Su hayatta en guzel seylerin bazen en beklenmedik anlarda karsima cikmasina bayiliyorum! Arabanin lastik degisimi icin geldigim serviste beklerken masanin uzerindeki Luxemburger Wort'u aldim elime ve Almanca haber bollugu arasinda Fransizca bir haber ararken, Luksemburg'un en onemli kultur merkezinin eski direktoru, tatli insan Claude Frisoni'nin, yabancilara genel secimlerde oy hakki verilmesine dair Haziran'da yapilacak referandum hakkindaki makalesine denk geldim.
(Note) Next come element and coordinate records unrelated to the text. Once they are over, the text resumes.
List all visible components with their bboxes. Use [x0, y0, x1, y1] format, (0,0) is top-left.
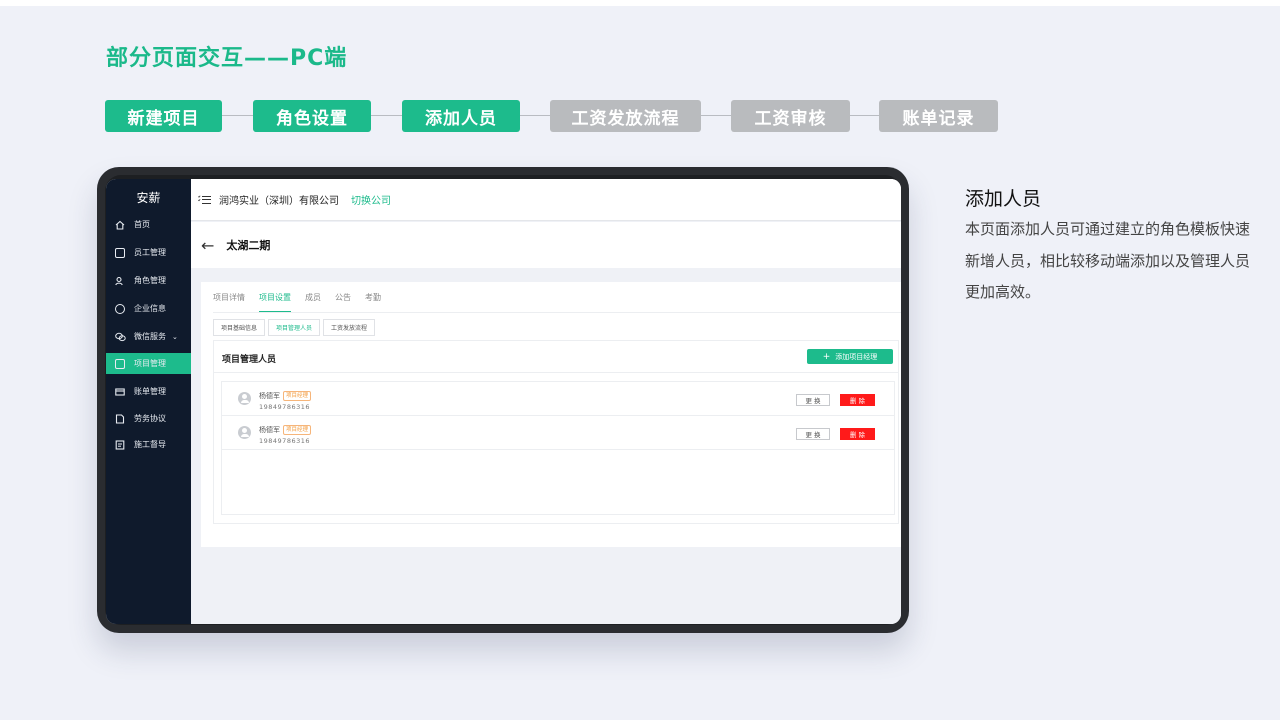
- tabs-divider: [213, 312, 901, 313]
- avatar: [238, 392, 251, 405]
- sidebar-item-label: 角色管理: [134, 276, 166, 285]
- company-name: 润鸿实业（深圳）有限公司: [219, 196, 339, 207]
- step-role-settings[interactable]: 角色设置: [253, 100, 371, 132]
- main-area: 润鸿实业（深圳）有限公司 切换公司 ← 太湖二期 项目详情 项目设置 成员 公告…: [191, 179, 901, 624]
- info-icon: [115, 303, 125, 314]
- sidebar-item-label: 员工管理: [134, 248, 166, 257]
- sidebar-item-label: 首页: [134, 220, 150, 229]
- sidebar-item-supervision[interactable]: 施工督导: [106, 434, 191, 455]
- title-bar: ← 太湖二期: [191, 222, 901, 268]
- tab-announcements[interactable]: 公告: [335, 292, 351, 312]
- role-badge: 项目经理: [283, 391, 312, 401]
- agreement-icon: [115, 413, 125, 424]
- step-connector: [222, 115, 253, 116]
- project-card: 项目详情 项目设置 成员 公告 考勤 项目基础信息 项目管理人员 工资发放流程 …: [201, 282, 901, 547]
- role-badge: 项目经理: [283, 425, 312, 435]
- wechat-icon: [115, 332, 126, 342]
- panel-title: 项目管理人员: [222, 355, 277, 365]
- person-phone: 19849786316: [259, 403, 310, 411]
- person-name: 杨德军: [259, 426, 280, 434]
- add-manager-label: 添加项目经理: [835, 352, 878, 361]
- sidebar-item-agreements[interactable]: 劳务协议: [106, 408, 191, 429]
- role-icon: [115, 276, 125, 286]
- tab-members[interactable]: 成员: [305, 292, 321, 312]
- top-strip: [0, 0, 1280, 6]
- back-arrow-icon[interactable]: ←: [201, 236, 214, 255]
- chevron-down-icon: ⌄: [172, 332, 178, 341]
- avatar: [238, 426, 251, 439]
- sidebar-item-label: 企业信息: [134, 304, 166, 313]
- step-connector: [520, 115, 550, 116]
- step-connector: [701, 115, 731, 116]
- person-name: 杨德军: [259, 392, 280, 400]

Vatandaslikla ilgili temel bir konu, inanmis bir Cumhuriyetci Fransiz'dan daha iyi kimden dinlenebilir ki! Oyle guzel ozetlemis ki sadece Luksemburg'un demokratik gelecegini yeniden tanimlamakla kalmayacak, yepyeni bir demokrasi modelinin de onunu acabilecek referandumu.. Oyle guzel cumleler kurmus ki: "une société qui ne suis pas, en ces temps troublés, le courant dominant du repli sur soi et de la peur de l'autre, une communauté qui ne confont pas amour de la patrie et haine de l'étranger, une collectivité qui fait la différence entre patriotisme et nationalisme.. une telle société est non seulement plus agréable à vivre, elle est aussi plus apte à survivre." Ve bitisi Luksemburg'un en unlu multecilerinden Victor Hugo ile yapmis: "avoir pour patrie le monde et pour nation l'humanité" (vatan olarak dunyayi, ulus olarak da insanligi sahiplenmek). Frisoni'nin yabancilara oy hakki verilmesini tutkuyla destekledigi makalesinin, buna karsi cikan Hristiyan-Demokrat CSV'ye yakinligiyla taninan, Luksemburg'un muhafazakar gazetesi Wort'ta yayimlanmasi ayrıca onemli. Bu ayrica, ulkenin demokratik olgunlugunu da gosteriyor tabi ki.
Bu sabah serviste gazeteyi acmak yerine telefonuma odaklansaydim muhtemelen kaciracaktim bu harika makaleyi.. Kalemine saglik Claude Frisoni!